Жил Рашид Нуралиев в общежитии, в комнате, где жили Лагоденко, Лесик и Мак Вилькин, и потому Вадим так скоро с ним познакомился. Он знал уже всю двадцатилетнюю жизнь Рашида — отец его был колхозником, Рашид закончил среднюю школу в Янги-Юльском районе, мальчишкой работал водоносом на Ферганском канале, а во время войны участвовал в стройке Северного Ташкентского канала, уже бригадиром кетменщиков. Тогда же он вступил в комсомол. В кишлаке у него осталась невеста — Рапихэ, дочь кузнеца.
— Совсем молоденькая, а уже десятый класс кончает! — с гордостью говорил Рашид. — А красивая, знаешь! Брови такие — у нас говорят, как арабская буква лим. Большая красавица! А умная — вай, вай! Умнее меня на три головы…

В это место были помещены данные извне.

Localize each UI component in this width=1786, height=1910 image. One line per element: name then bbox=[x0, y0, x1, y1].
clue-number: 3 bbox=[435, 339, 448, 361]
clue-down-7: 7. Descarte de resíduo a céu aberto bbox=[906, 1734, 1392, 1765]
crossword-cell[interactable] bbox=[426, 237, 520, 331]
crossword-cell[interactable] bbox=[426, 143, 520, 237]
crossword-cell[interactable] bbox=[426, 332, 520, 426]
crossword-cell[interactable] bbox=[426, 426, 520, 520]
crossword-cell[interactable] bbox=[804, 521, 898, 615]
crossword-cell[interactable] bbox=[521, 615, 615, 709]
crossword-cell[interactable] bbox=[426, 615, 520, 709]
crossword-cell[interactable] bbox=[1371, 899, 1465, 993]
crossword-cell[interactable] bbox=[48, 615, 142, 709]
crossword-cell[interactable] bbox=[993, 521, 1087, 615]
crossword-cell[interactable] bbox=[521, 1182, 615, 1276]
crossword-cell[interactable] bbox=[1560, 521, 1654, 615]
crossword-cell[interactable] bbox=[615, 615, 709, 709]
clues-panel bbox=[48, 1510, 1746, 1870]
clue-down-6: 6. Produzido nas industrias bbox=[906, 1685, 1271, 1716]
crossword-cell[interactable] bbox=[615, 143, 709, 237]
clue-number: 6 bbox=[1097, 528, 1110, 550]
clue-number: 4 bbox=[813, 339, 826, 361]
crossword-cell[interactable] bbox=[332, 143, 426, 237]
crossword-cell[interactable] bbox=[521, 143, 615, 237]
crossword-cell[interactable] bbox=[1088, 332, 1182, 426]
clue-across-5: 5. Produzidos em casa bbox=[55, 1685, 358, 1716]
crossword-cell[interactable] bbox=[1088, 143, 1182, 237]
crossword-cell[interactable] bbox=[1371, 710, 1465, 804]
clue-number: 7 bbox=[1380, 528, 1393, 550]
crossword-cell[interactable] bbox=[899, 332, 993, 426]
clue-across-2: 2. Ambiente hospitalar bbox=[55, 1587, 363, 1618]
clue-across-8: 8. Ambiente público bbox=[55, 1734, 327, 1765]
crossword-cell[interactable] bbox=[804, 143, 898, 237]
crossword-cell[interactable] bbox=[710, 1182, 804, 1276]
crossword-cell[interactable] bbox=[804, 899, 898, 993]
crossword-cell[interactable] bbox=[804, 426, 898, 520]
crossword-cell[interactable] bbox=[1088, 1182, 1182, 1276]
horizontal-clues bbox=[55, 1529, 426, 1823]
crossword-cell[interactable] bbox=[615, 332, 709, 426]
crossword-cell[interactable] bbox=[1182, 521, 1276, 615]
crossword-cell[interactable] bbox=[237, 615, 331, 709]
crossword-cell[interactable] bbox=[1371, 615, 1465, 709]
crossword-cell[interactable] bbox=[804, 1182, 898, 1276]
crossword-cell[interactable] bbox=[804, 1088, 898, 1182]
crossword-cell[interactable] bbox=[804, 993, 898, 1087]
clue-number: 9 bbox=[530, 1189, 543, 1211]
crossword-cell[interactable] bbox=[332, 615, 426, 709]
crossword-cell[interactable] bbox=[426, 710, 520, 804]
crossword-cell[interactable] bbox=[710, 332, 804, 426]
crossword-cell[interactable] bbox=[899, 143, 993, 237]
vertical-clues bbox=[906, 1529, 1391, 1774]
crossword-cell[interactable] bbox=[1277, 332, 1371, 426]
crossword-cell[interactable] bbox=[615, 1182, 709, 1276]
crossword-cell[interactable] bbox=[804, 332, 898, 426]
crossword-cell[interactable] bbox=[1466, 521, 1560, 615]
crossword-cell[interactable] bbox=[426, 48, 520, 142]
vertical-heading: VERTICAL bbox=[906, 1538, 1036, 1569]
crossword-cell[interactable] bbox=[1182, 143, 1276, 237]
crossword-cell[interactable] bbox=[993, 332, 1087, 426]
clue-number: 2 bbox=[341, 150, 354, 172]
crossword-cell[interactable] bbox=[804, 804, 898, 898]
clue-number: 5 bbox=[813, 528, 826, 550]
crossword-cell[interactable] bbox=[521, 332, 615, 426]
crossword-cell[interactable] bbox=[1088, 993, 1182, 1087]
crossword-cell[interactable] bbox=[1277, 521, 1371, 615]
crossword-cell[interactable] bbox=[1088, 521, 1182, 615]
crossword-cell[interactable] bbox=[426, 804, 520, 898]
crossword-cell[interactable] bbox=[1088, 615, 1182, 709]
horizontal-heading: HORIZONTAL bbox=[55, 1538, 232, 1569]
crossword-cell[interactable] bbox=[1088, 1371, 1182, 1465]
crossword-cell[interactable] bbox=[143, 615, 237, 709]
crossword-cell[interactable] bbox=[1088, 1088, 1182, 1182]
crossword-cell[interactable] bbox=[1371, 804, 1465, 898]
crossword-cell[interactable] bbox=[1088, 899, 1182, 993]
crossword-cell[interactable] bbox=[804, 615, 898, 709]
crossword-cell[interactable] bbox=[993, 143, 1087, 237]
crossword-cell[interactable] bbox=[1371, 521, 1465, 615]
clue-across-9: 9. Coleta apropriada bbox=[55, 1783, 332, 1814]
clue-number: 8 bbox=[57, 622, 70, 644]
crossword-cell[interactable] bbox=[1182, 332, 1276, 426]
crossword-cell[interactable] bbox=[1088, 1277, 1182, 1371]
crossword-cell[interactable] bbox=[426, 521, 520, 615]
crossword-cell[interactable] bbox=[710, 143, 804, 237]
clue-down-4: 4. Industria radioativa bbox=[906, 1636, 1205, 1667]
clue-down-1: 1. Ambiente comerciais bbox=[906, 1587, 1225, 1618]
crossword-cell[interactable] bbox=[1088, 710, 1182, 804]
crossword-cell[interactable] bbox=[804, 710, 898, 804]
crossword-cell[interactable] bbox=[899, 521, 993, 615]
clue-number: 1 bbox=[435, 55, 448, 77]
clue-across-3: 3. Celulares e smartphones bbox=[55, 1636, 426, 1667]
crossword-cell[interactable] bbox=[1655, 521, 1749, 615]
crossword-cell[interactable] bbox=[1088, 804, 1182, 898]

Вместе со студентами пошел в Третьяковку и Иван Антонович Кречетов. Всю дорогу он шел с Андреем, держа его под руку, — Андрей был любимцем профессора. «Надежда кафедры!» — шутливо называл его Иван Антонович.
Идя по широкому тротуару Каменного моста, Кречетов рассказывал о художнике Поленове, которого знал лично. От Ивана Антоновича ни на шаг не отставала Лена. Вадим шел сзади и то и дело слышал ее смех и оживленный голос, перебивающий профессора, очень звонкий на свежем воздухе.
День был безветренный, не по-зимнему теплый. Белое небо — одно бескрайное облако — склонилось над городом, и, казалось, не солнце, спрятанное где-то в вышине, освещает землю, а это прозрачное белое небо, похожее на огромную лампу дневного света под матовым абажуром. В этом ровном небесном свете терялись краски, оставались одни полутона и общий на всем налет дымчатой голубизны — одни дома чуть желтее, другие чуть сероватей.